Hi Bob, whats on the paper is whats on the resistor... thats all there is the next bit underneath is ..79 2
I din't reed the papier. Sorry. The resistor is 24 Ohm and 16 Watt. There must be an empty place on the board I think.
It is a bleeder resistor, used to drain the voltage from the DC capacitors. There may be two thin wires attached to the capacitor bank ( as opposed to the heavy bus bars there ) which go to a pair of normally-closed ( NC ) contacts on the main contactor ( heavy-duty relay ). The resistor should be connected on the other side of that pair of contacts. When you press the torch trigger, the contactor pulls in, this pair of contacts opens, taking the bleeder resistor out of the circuit, and the capacitors charge up. When the trigger is released, the contactor lets go, so the NC contacts close, putting the resistor back across the capacitors and draining them down. This ensures that there is no residual voltage, which would otherwise cause a "live torch" effect, and give a small spark at the end of the MIG wire before you press the trigger.

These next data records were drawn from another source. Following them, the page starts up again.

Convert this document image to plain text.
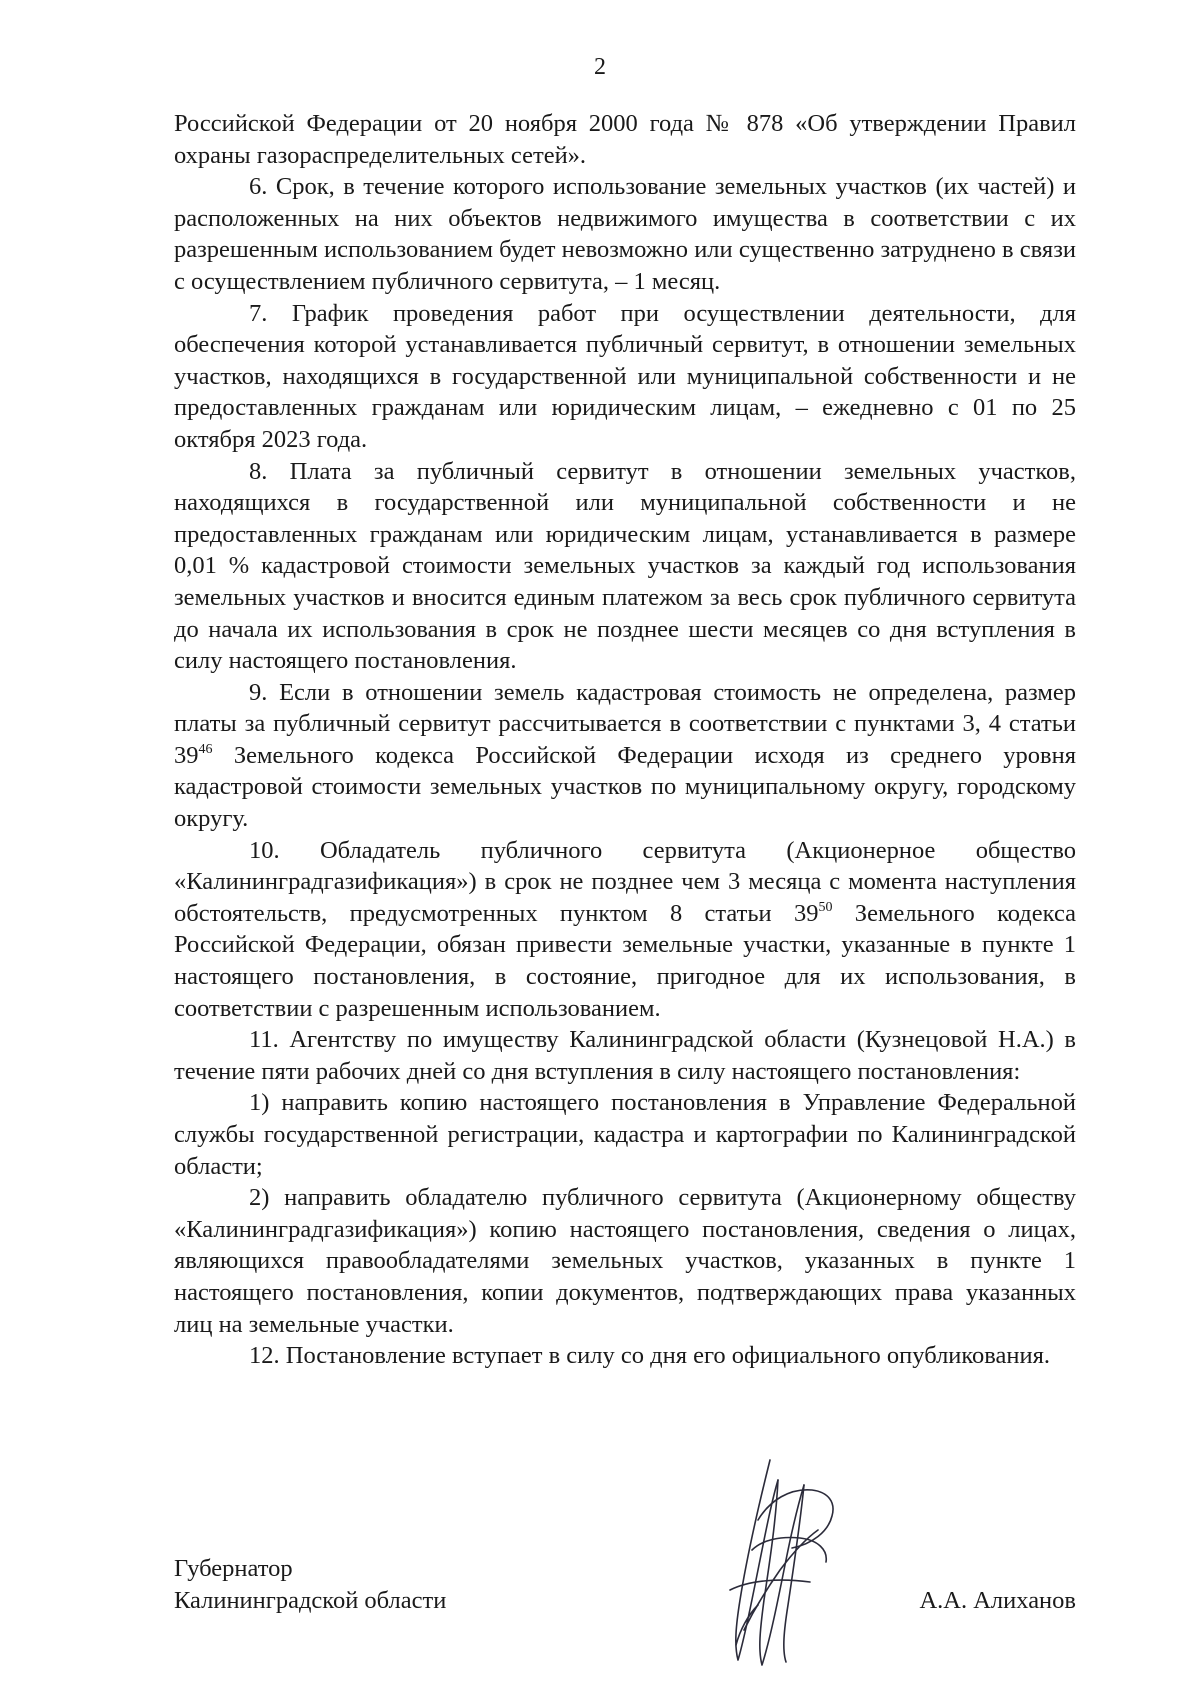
2

Российской Федерации от 20 ноября 2000 года № 878 «Об утверждении Правил охраны газораспределительных сетей».

6. Срок, в течение которого использование земельных участков (их частей) и расположенных на них объектов недвижимого имущества в соответствии с их разрешенным использованием будет невозможно или существенно затруднено в связи с осуществлением публичного сервитута, – 1 месяц.

7. График проведения работ при осуществлении деятельности, для обеспечения которой устанавливается публичный сервитут, в отношении земельных участков, находящихся в государственной или муниципальной собственности и не предоставленных гражданам или юридическим лицам, – ежедневно с 01 по 25 октября 2023 года.

8. Плата за публичный сервитут в отношении земельных участков, находящихся в государственной или муниципальной собственности и не предоставленных гражданам или юридическим лицам, устанавливается в размере 0,01 % кадастровой стоимости земельных участков за каждый год использования земельных участков и вносится единым платежом за весь срок публичного сервитута до начала их использования в срок не позднее шести месяцев со дня вступления в силу настоящего постановления.

9. Если в отношении земель кадастровая стоимость не определена, размер платы за публичный сервитут рассчитывается в соответствии с пунктами 3, 4 статьи $39^{46}$ Земельного кодекса Российской Федерации исходя из среднего уровня кадастровой стоимости земельных участков по муниципальному округу, городскому округу.

10. Обладатель публичного сервитута (Акционерное общество «Калининградгазификация») в срок не позднее чем 3 месяца с момента наступления обстоятельств, предусмотренных пунктом 8 статьи $39^{50}$ Земельного кодекса Российской Федерации, обязан привести земельные участки, указанные в пункте 1 настоящего постановления, в состояние, пригодное для их использования, в соответствии с разрешенным использованием.

11. Агентству по имуществу Калининградской области (Кузнецовой Н.А.) в течение пяти рабочих дней со дня вступления в силу настоящего постановления:

1) направить копию настоящего постановления в Управление Федеральной службы государственной регистрации, кадастра и картографии по Калининградской области;

2) направить обладателю публичного сервитута (Акционерному обществу «Калининградгазификация») копию настоящего постановления, сведения о лицах, являющихся правообладателями земельных участков, указанных в пункте 1 настоящего постановления, копии документов, подтверждающих права указанных лиц на земельные участки.

12. Постановление вступает в силу со дня его официального опубликования.

Губернатор
Калининградской области	А.А. Алиханов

The vibration of the contactor clacking in and out often causes the solid copper resistor leads to fracture. If you look carefully under the screws on the contactor, you should be able to find the broken resistor leg still clamped in there.
Hi Eddie Yep I think you hit the nail on the head with that, I did find the other end of the wire at the time, so next question.. what is its full title so I can search for a replacement?
As Bobbes said, the standardised resistance value that is the nearest replacement to this component is 27 Ohms, rather than the 24 Ohms that your machine was fitted with. Either one will work, it is just there to drain the charge from the capacitors. This type of component is called a high-wattage wirewound resistor. Basically a ceramic tube wound with high-resistance nichrome wire. Often mounted inside a finned aluminium heatsink, then it's called a "cased wirewound resistor". That version has the additional benefit of an aluminium case with mounting lugs, so it can be rigidly mounted somewhere close to the original location at the Contactor, and connected to the screw terminals on the Contactor with flexible wire. The resistor will not be vibrated, and the flexible wires will not fracture, so it will be better than the original design. You could replace the damaged resistor with a 24 Ohm 25 Watt cased wirewound resistor from here: https://www.ebay.co.uk/itm/0-01-5k-...e-Wirewound-25-50-100W-Resistor/183603453219? Select 24R and 25W, price £0.99 plus postage.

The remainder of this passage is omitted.